On Jan. 25, the police announced it was investigating a "number of events" that took place at Downing Street and Whitehall in the last two years in relation to potential coronavirus regulation breaches. 

1:40 p.m. ET, February 9, 2022

Police say truckers moved tractors and vehicles to block US-Canada border in protest

From CNN's Paul P. Murphy

A Royal Canadian Mounted Police (RCMP) spokesperson said the US-Canada border at Coutts, Alberta, remains inaccessible after truckers moved additional vehicles to block the highway on Tuesday evening.

The protesters in Coutts are part of a group of truckers across Canada that have successfully blocked major border crossings in protest of Canada's mandate requiring that trucker drivers be fully vaccinated against Covid-19 or face strict testing and quarantine requirements.

Fraser Logan, spokesperson for the RCMP in Alberta, said that vehicles were moved onto Highway 4, completely blocking access to the border, around 8 p.m. local time on Tuesday.

"Protesters moved in 10 farm tractors and three passenger vehicles," Logan said, describing the situation as fluid. 

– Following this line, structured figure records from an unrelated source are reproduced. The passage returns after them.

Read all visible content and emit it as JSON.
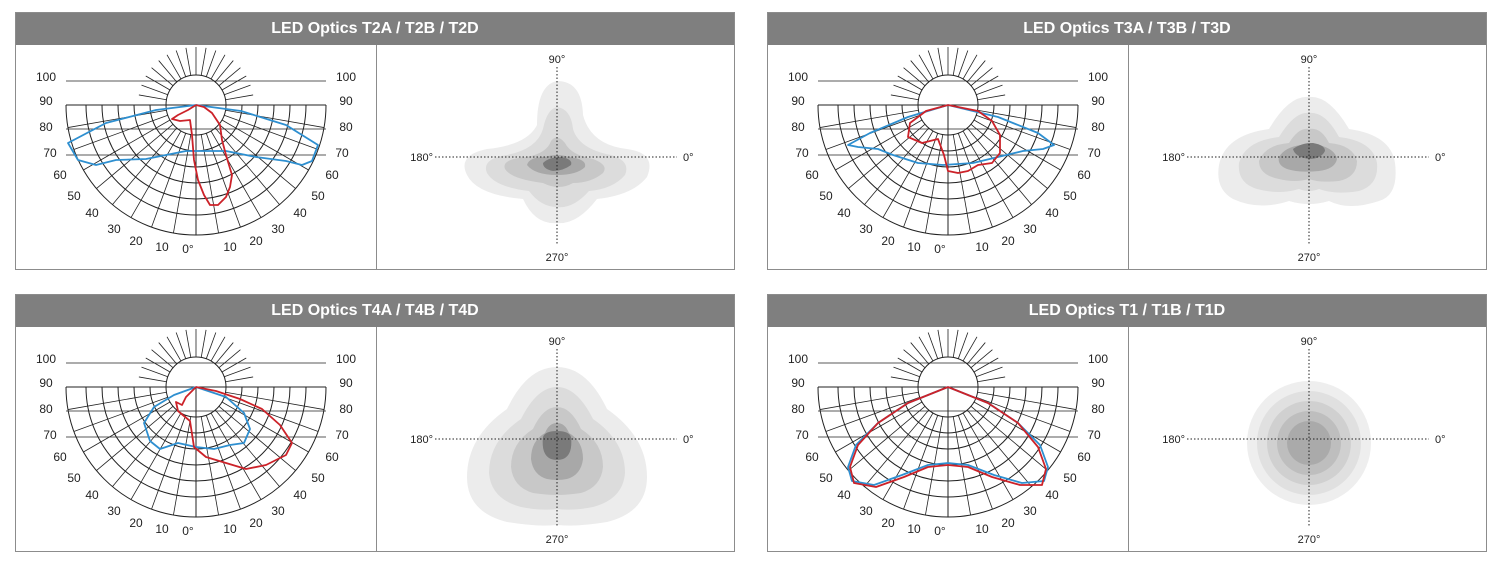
{
  "panels": [
    {
      "title": "LED Optics T2A / T2B / T2D",
      "polar": {
        "left_labels": [
          "100",
          "90",
          "80",
          "70",
          "60",
          "50",
          "40",
          "30",
          "20",
          "10",
          "0°"
        ],
        "right_labels": [
          "100",
          "90",
          "80",
          "70",
          "60",
          "50",
          "40",
          "30",
          "20",
          "10"
        ]
      },
      "iso": {
        "top": "90°",
        "left": "180°",
        "right": "0°",
        "bottom": "270°"
      }
    },
    {
      "title": "LED Optics T3A / T3B / T3D",
      "polar": {
        "left_labels": [
          "100",
          "90",
          "80",
          "70",
          "60",
          "50",
          "40",
          "30",
          "20",
          "10",
          "0°"
        ],
        "right_labels": [
          "100",
          "90",
          "80",
          "70",
          "60",
          "50",
          "40",
          "30",
          "20",
          "10"
        ]
      },
      "iso": {
        "top": "90°",
        "left": "180°",
        "right": "0°",
        "bottom": "270°"
      }
    },
    {
      "title": "LED Optics T4A / T4B / T4D",
      "polar": {
        "left_labels": [
          "100",
          "90",
          "80",
          "70",
          "60",
          "50",
          "40",
          "30",
          "20",
          "10",
          "0°"
        ],
        "right_labels": [
          "100",
          "90",
          "80",
          "70",
          "60",
          "50",
          "40",
          "30",
          "20",
          "10"
        ]
      },
      "iso": {
        "top": "90°",
        "left": "180°",
        "right": "0°",
        "bottom": "270°"
      }
    },
    {
      "title": "LED Optics T1 / T1B / T1D",
      "polar": {
        "left_labels": [
          "100",
          "90",
          "80",
          "70",
          "60",
          "50",
          "40",
          "30",
          "20",
          "10",
          "0°"
        ],
        "right_labels": [
          "100",
          "90",
          "80",
          "70",
          "60",
          "50",
          "40",
          "30",
          "20",
          "10"
        ]
      },
      "iso": {
        "top": "90°",
        "left": "180°",
        "right": "0°",
        "bottom": "270°"
      }
    }
  ],
  "colors": {
    "header": "#7f7f7f",
    "red_curve": "#cc2229",
    "blue_curve": "#2e8fd0",
    "grid": "#222222"
  }
}
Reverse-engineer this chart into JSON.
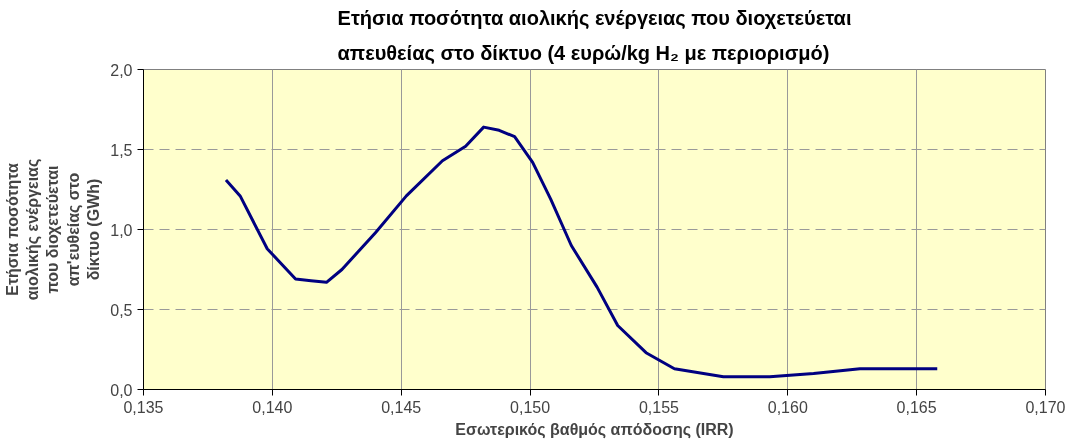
{
  "chart_data": {
    "type": "line",
    "title": "Ετήσια ποσότητα αιολικής ενέργειας που διοχετεύεται απευθείας στο δίκτυο (4 ευρώ/kg H₂ με περιορισμό)",
    "xlabel": "Εσωτερικός βαθμός απόδοσης (IRR)",
    "ylabel": "Ετήσια ποσότητα αιολικής ενέργειας που διοχετεύεται απ'ευθείας στο δίκτυο (GWh)",
    "x": [
      0.1382,
      0.13875,
      0.1398,
      0.1409,
      0.1415,
      0.1421,
      0.1427,
      0.144,
      0.1452,
      0.1466,
      0.1475,
      0.1482,
      0.1488,
      0.1494,
      0.1501,
      0.1508,
      0.1516,
      0.1526,
      0.1534,
      0.1545,
      0.1556,
      0.1575,
      0.1593,
      0.161,
      0.1628,
      0.1658
    ],
    "series": [
      {
        "color": "#000080",
        "values": [
          1.31,
          1.21,
          0.88,
          0.69,
          0.68,
          0.67,
          0.75,
          0.98,
          1.21,
          1.43,
          1.52,
          1.64,
          1.62,
          1.58,
          1.42,
          1.19,
          0.9,
          0.64,
          0.4,
          0.23,
          0.13,
          0.08,
          0.08,
          0.1,
          0.13,
          0.13
        ]
      }
    ],
    "xlim": [
      0.135,
      0.17
    ],
    "xticks": [
      {
        "value": 0.135,
        "label": "0,135"
      },
      {
        "value": 0.14,
        "label": "0,140"
      },
      {
        "value": 0.145,
        "label": "0,145"
      },
      {
        "value": 0.15,
        "label": "0,150"
      },
      {
        "value": 0.155,
        "label": "0,155"
      },
      {
        "value": 0.16,
        "label": "0,160"
      },
      {
        "value": 0.165,
        "label": "0,165"
      },
      {
        "value": 0.17,
        "label": "0,170"
      }
    ],
    "ylim": [
      0,
      2
    ],
    "yticks": [
      {
        "value": 0,
        "label": "0,0"
      },
      {
        "value": 0.5,
        "label": "0,5"
      },
      {
        "value": 1,
        "label": "1,0"
      },
      {
        "value": 1.5,
        "label": "1,5"
      },
      {
        "value": 2,
        "label": "2,0"
      }
    ],
    "grid": true,
    "line_style": "solid",
    "marker": "none"
  }
}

In a Tuesday evening press conference, RCMP Deputy Commissioner Curtis Zablocki had touted the dwindling number of truckers present at the protests as progress towards breaking the blockade. He said that was through successful conversations with the protesters over the almost two-week-long blockade.  

Part of the success, Zablocki said, was convincing truckers to allow a lane of traffic to open in either direction towards the border.

Logan did not have any information as to what may have led the truckers to bring in the additional vehicles and completely shut down roadway access. However, Logan did confirm that the RCMP in Alberta is continuing to talk to towing companies about moving the trucks.

According to Department of Transportation statistics, roughly 150,000 trucks pass through the Sweet Grass-Coutts border crossing each year. The nearest border crossing to the east adds about two hours of travel to a trip; the nearest border crossing to the west adds about an hour travel to a trip. 

Zablocki said the protests started in Coutts 12 days ago with over 250 truckers, but as of Tuesday evening, that number has dwindled to around 50.